Había tomado una decisión, sin embargo, mi cabeza se empeñaba en convencerme de lo contrario, y para empeorarlo todo, Yolei insistía en que tenía que ir a verlo.
- Bien, ya escuchaste el consejo de tu madre… ahora escucha el de una amiga… tú quieres ir, ¡hazlo!... puede terminar bien, o puede acabar en un desastre, pero nunca lo sabrás si no vas… escucha esto, Hikari…no puedes dejar de hacer algo por temor a equivocarte…
Ahora que lo pensaba, tal vez ese pequeño discurso había contribuido a mi completa desesperación.
- Pues aquí estoy…- susurré, tan sólo había decidido dar un paseo por el parque para distraerme un poco y sin darme cuenta había acabado justo frente al edificio que señalaba la dirección.

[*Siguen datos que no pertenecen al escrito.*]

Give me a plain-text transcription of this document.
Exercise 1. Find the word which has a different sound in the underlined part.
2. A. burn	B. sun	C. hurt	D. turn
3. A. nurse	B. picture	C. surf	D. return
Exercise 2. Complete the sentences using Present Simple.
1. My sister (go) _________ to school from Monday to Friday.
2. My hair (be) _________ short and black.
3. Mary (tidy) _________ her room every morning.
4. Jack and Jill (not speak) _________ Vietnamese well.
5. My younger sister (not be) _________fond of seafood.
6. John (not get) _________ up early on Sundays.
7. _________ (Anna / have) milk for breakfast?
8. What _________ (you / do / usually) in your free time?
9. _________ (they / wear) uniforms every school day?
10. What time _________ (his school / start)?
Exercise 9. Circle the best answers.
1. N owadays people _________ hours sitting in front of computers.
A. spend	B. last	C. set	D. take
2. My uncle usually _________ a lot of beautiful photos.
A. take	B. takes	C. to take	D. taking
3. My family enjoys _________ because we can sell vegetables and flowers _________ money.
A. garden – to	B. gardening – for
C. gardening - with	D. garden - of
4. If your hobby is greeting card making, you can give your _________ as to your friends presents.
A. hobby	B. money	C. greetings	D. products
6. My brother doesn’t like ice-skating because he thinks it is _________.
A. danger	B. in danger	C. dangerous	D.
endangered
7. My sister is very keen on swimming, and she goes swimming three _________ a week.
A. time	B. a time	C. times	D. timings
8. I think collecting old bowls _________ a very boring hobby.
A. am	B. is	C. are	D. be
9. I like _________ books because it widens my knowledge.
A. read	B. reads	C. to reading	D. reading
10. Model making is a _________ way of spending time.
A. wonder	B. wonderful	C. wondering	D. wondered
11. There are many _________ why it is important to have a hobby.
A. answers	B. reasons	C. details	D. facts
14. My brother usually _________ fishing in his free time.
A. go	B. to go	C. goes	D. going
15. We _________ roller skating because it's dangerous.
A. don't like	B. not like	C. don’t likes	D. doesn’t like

Finalmente respiré profundo y toqué el timbre. Sabía perfectamente porqué había llegado hasta ahí y no me iría sin obtener algunas respuestas.
- ¡Voy! – la voz de Yamato sonó lejana, sin embargo, no tardó mucho en abrirme.
Cuando lo hizo, inmediatamente me sonrojé y me cubrí el rostro con ambas manos tratando de borrar la imagen de mi mente, quizás no debía haberme presentado así sin más, pero nunca pensé que me abriría, cubierto únicamente por una toalla alrededor de su cintura, obviamente acababa de salir de la ducha, pues todavía su cabello goteaba ligeramente.
Que perturbador
- ¡Lo siento! – exclamé casi en un chillido que detesté – yo…no creí que…
- ¿Qué haces tú acá?... ¿cómo sabes dónde vivo?
- Pues… no es algo que quiera discutir viéndote así… ¿podrías…?
- ¿Matt?... ¿quién está en la puerta? – habló alguien, interrumpiendo mi petición.
Entonces bajé las manos lentamente y vi aparecer una chica tras él. No era Kaoru.
Si hace un minuto estaba avergonzada, aquello lo empeoraba. Sentí como si me hubieran dado una fuerte cachetada. Entreabrí los labios, pero no supe que decir.
- Hikari…yo…
- Comprendo… - musité – pensé que…- ¿qué diablos había pensado?... ¿qué necesitaba ayuda?, pues estaba claro que no…él sabía buscarla por su propia cuenta – sólo…perdón por interrumpirlos… adiós…- la última palabra tembló en mis labios, antes de darme la vuelta y avanzar rápidamente por el corredor, lo suficientemente rápido como para huir, pero sin correr para disimular mi desesperación por desaparecer de allí.
- ¡Hika…! – Matt quiso gritar su nombre, quiso correr tras ella, aunque estuviera en toalla, pero no lo hizo, porque antes de que pudiera hacerlo, se dio cuenta de que no sabía porqué quería hacer eso, ¿qué le diría?... no tenía nada que explicarle, no eran novios, ni siquiera amigos, pero entonces… ¿por qué se sentía tan mal?.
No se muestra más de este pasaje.